PRĘDKOŚCIOMIERZ
Podniesiony 21 sierpnia 2011, Dąbrowa Górnicza, Stara Pogoria, las.
Najfajniej jest mknąć z prędkością światła, niby nic szczególnego, a jednak. Wbija w fotel, nie widzi się mijanych rzeczy, smugują się, jest tylko pęd. Najbardziej się pęd czuje w bebechach, tego w ogóle nie widać jak się spojrzy na pędzącego, spłaszczają się dynamicznie, jakby je wyciągnąć ze środka, mieściłyby się w garści. A tak zewnętrznie – włosy zaczesuje do tyłu, powietrze wyrywa je malutkimi kępkami, najczęściej te siwe, nie wiedzieć czemu. Jakby tak pędzić odpowiednio długo, można się nabawić łysicy, nie mylić z łasicą. Poza tym wyciska łzy z oczu i od razu wysusza je, tworzą się na twarzy i głowie solne kratery.
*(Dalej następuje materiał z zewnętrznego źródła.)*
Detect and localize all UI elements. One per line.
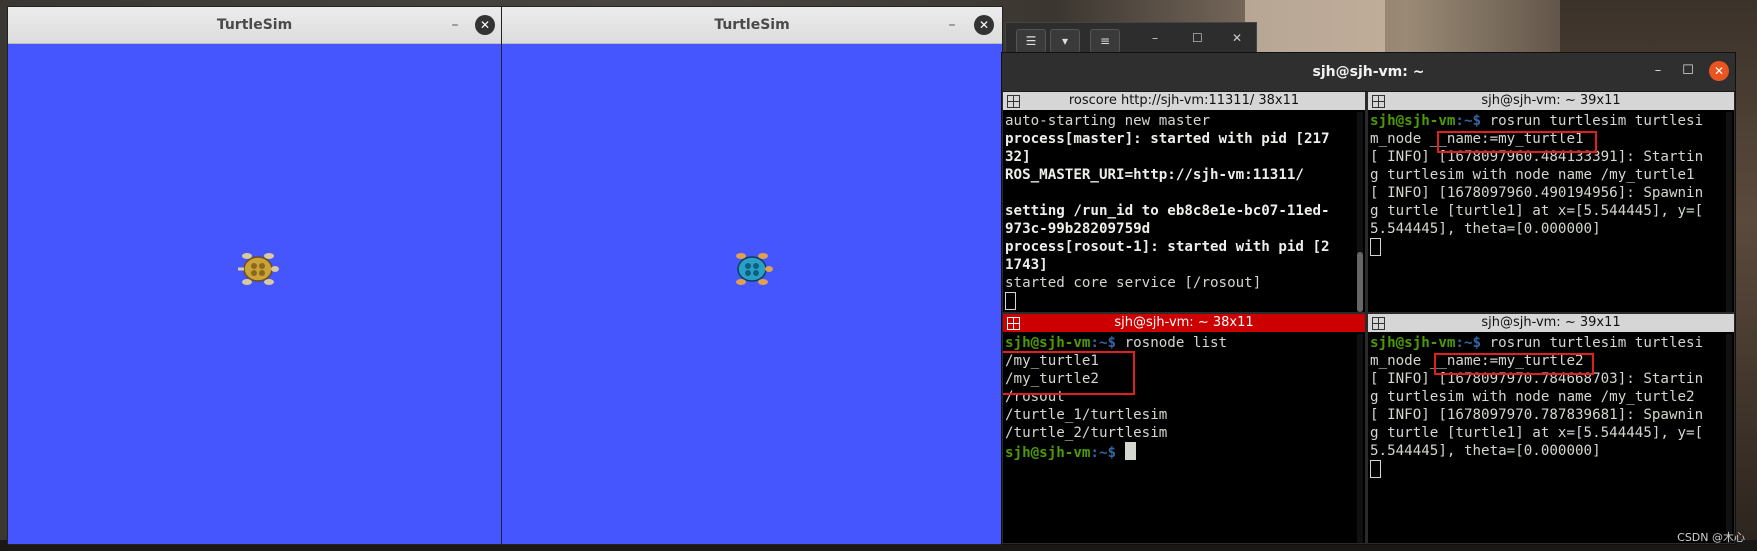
prompt-user: sjh@sjh-vm bbox=[1370, 335, 1456, 351]
grid-icon[interactable] bbox=[1007, 317, 1020, 330]
highlight-box bbox=[1003, 351, 1135, 395]
close-button[interactable]: ✕ bbox=[1709, 61, 1729, 81]
cursor bbox=[1124, 442, 1136, 460]
prompt-path: :~$ bbox=[1090, 335, 1125, 351]
desktop-background-highlight bbox=[1245, 0, 1385, 60]
grid-icon[interactable] bbox=[1372, 95, 1385, 108]
dropdown-icon[interactable]: ▾ bbox=[1050, 29, 1080, 53]
terminal-pane-roscore[interactable]: roscore http://sjh-vm:11311/ 38x11 auto-… bbox=[1003, 92, 1365, 312]
grid-icon[interactable] bbox=[1007, 95, 1020, 108]
output-line: auto-starting new master bbox=[1005, 113, 1210, 129]
pane-title: sjh@sjh-vm: ~ 39x11 bbox=[1481, 315, 1621, 330]
output-line: 5.544445], theta=[0.000000] bbox=[1370, 443, 1601, 459]
window-titlebar[interactable]: sjh@sjh-vm: ~ – ☐ ✕ bbox=[1002, 53, 1735, 92]
minimize-button[interactable]: – bbox=[1649, 63, 1667, 78]
output-line: process[master]: started with pid [217 bbox=[1005, 131, 1330, 147]
turtle-canvas bbox=[502, 44, 1002, 544]
scrollbar[interactable] bbox=[1357, 112, 1363, 312]
minimize-button[interactable]: – bbox=[1152, 31, 1158, 45]
turtle-canvas bbox=[8, 44, 501, 544]
output-line: 1743] bbox=[1005, 257, 1048, 273]
window-title: TurtleSim bbox=[714, 17, 790, 33]
scrollbar-thumb[interactable] bbox=[1357, 252, 1363, 312]
output-line: 5.544445], theta=[0.000000] bbox=[1370, 221, 1601, 237]
grid-icon[interactable] bbox=[1372, 317, 1385, 330]
pane-title: roscore http://sjh-vm:11311/ 38x11 bbox=[1068, 93, 1300, 108]
output-line: g turtlesim with node name /my_turtle2 bbox=[1370, 389, 1695, 405]
prompt-user: sjh@sjh-vm bbox=[1005, 445, 1091, 461]
terminal-window[interactable]: sjh@sjh-vm: ~ – ☐ ✕ roscore http://sjh-v… bbox=[1001, 52, 1736, 545]
terminal-pane-turtle1[interactable]: sjh@sjh-vm: ~ 39x11 sjh@sjh-vm:~$ rosrun… bbox=[1368, 92, 1734, 312]
prompt-user: sjh@sjh-vm bbox=[1370, 113, 1456, 129]
prompt-path: :~$ bbox=[1455, 113, 1490, 129]
terminal-pane-turtle2[interactable]: sjh@sjh-vm: ~ 39x11 sjh@sjh-vm:~$ rosrun… bbox=[1368, 314, 1734, 543]
terminal-output[interactable]: auto-starting new master process[master]… bbox=[1005, 112, 1353, 312]
scrollbar[interactable] bbox=[1726, 334, 1732, 543]
turtlesim-window-2[interactable]: TurtleSim – ✕ bbox=[501, 6, 1003, 545]
window-titlebar[interactable]: TurtleSim – ✕ bbox=[8, 7, 501, 44]
cursor bbox=[1005, 292, 1016, 310]
output-line: [ INFO] [1678097960.490194956]: Spawnin bbox=[1370, 185, 1704, 201]
maximize-button[interactable]: ☐ bbox=[1192, 31, 1203, 45]
minimize-button[interactable]: – bbox=[445, 15, 465, 35]
pane-title: sjh@sjh-vm: ~ 38x11 bbox=[1114, 315, 1254, 330]
highlight-box bbox=[1437, 131, 1597, 153]
maximize-button[interactable]: ☐ bbox=[1679, 63, 1697, 78]
minimize-button[interactable]: – bbox=[942, 15, 962, 35]
turtlesim-window-1[interactable]: TurtleSim – ✕ bbox=[7, 6, 502, 545]
turtle-icon bbox=[736, 253, 773, 285]
cursor bbox=[1370, 238, 1381, 256]
close-button[interactable]: ✕ bbox=[1232, 31, 1242, 45]
command-text: rosrun turtlesim turtlesi bbox=[1489, 113, 1704, 129]
cursor bbox=[1370, 460, 1381, 478]
prompt-path: :~$ bbox=[1090, 445, 1125, 461]
close-button[interactable]: ✕ bbox=[974, 15, 994, 35]
output-line: g turtlesim with node name /my_turtle1 bbox=[1370, 167, 1695, 183]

No i policzki. To jest najkomiczniejsze, co pęd powietrza potrafi wyczyniać z policzkami! Wydyma, spłaszcza, porywa, twarz staje się machą Człowieka Słonia. Najgorzej zerknąć wtedy w lusterko na swoje odbicie i parsknąć śmiechem. Tlen, azot i inne składowe wdzierają się z impetem do środka człowieka, napierają na kręgosłup w części piersiowej i robią z człowieka prostego człowieka garbatego. To są sprawy nieodwracalne, warto więc uważać, a przede wszystkim wiedzieć, co może się zdarzyć. Zaleca się zaliczenie przynajmniej korespondencyjnego kursu Mknięcia Z Prędkością Światła W Łikend. Nudna teoria, ale potrzebna, unika się zdarzeń i konsekwencji pędu, czasem śmiertelnych, czasem tylko śmiertelnawych. No i uwaga na moment, kiedy kończy się pęd, czyli czas lub wyobraźnia. Nie spać na twardym, wtedy lądowanie bywa bolesne i kontuzjogenne. Nie wszystkie pędy są zaopatrzone w poduszki powietrzne, czy też inne wytłumiacze. Wystarczy spać na zwykłym jaśku, tak zwanej poduszce pierzowej, mała rzecz, a cieszy i gwarantuje wystarczającą ochronę w wypadku spadu, o czym mogę śmiało zapewnić, a wiedza moja wypływa z długoletniego doświadczenia.